それでは、これから記者の皆さまからのご質問をお受けしたいと思います。

 

【記者】

「速旅 Central Nippon Expressway Pass 2012」は、御社としてどういった意義があるのでしょうか?

 

【金子会長兼社長】

当社の役割は、高速道路の建設・運営・管理が1つの柱であることは間違いありませんが、もう少し広く考えています。地域の活性化や観光などが、日本の地域及び日本全体の経済の活性化になると考えています。また、東日本大震災を踏まえ、防災というものも当社の役割の1つと思っています。このようなことが、前回の高速道路のあり方検討有識者委員会の中でも明記されており、改めて当社の役割の重要さというのを鑑みています。このような当社の役割を果たすべく、包括協定を結んでいる県と連携を図りながら、今までになかったことも積極的に取り組んでいきたいと考えています。

 

【記者】

本州初とありますが、北海道や九州では実績があるのですか?

 

【金子会長兼社長】

北海道で実績があると聞いています。北海道以外では初めてということです。

 

【記者】

純粋に外国人がどのくらい使うのかという見込みはありますか?

 

【社員】

外国人向けのパスは初めてですので、どれだけのお客さまにご利用頂けるのか分からないところがあります。まずやってみるということ、それからこの取り組みがどのくらい使っていただけるかということを見ながら、徐々に色々なところに拡げていきたい思っております。

 

【記者】

利用期間は3ヶ月くらいになっていますが、よければ続けようという試行ですか?

 

【金子会長兼社長】

おっしゃるとおりです。
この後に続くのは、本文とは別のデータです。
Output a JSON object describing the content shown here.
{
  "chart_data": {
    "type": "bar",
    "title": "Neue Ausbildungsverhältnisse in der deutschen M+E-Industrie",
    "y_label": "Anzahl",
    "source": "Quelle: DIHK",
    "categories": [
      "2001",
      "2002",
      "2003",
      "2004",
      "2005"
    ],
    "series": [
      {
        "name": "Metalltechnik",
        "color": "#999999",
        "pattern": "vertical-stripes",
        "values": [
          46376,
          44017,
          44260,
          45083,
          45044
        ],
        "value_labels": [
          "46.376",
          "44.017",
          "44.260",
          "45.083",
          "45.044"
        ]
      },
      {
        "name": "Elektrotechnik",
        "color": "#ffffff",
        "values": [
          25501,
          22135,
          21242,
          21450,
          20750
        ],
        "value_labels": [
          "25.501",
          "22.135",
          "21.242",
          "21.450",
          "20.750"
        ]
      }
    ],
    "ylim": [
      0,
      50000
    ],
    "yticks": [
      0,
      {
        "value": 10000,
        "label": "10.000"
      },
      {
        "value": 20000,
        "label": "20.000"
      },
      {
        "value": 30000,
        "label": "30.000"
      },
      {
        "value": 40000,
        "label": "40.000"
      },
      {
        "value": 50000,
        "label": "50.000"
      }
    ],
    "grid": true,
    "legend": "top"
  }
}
岐阜県さんとも話をしながら、好評であれば続けたいと考えています。

 

【記者】

本州初というのは、外国人向けのパスを条件にしたものという定義でいいですか?

 

【金子会長兼社長】

そのとおりです。

 

【記者】

岐阜県や国から費用は出ていますか? また、今回は外国人が対象ということですが、国内向けに拡大することはありますか?

 

【社員】

岐阜県や国からの直接の費用はいただいていませんが、岐阜県とタイアップしていますので、いろいろな広報についても協力をしていただきます。今後につきましては、外国人のお客さま向けのものに限らず、様々な地域と連携をしながら、商品を提供していきたいと考えています。

 

【記者】

新東名についての質問です。先ほど正式な開通時期は、「地すべり対策の効果の確認や残りの舗装工事の進捗状況から、次回の定例会見までには」ということでしたが、静岡県の川勝知事は目途として「ゴールデンウィーク前にも」ということを定例会見で言っていました。開通時期は今のところ初夏とおっしゃっていますが、前倒しになる可能性はありますか?また、その発表時期についても、定例会見の前に前倒しになるということはありますか?

 

【金子会長兼社長】

まず発表の時期ですが、次回の定例会見の前には発表したいと思っています。現在の作業は、関係機関との調整と具体的な開通日についての調整です。調整が終わり次第、速やかに発表したいと思っています。また、川勝知事とはいろいろとお話をさせていただいていますが、開通日をお話ししたことはありません。皆さまと同じように「初夏」に、そしてできるかぎり前倒しを心がけているというお話を申し上げています。繰り返しになりますが、関係機関との調整が整いましたら、速やかに皆さまにお知らせしたいと思っています。

 

【司会】

ご質問が途切れたようですので、これで定例記者会見を終了いたします。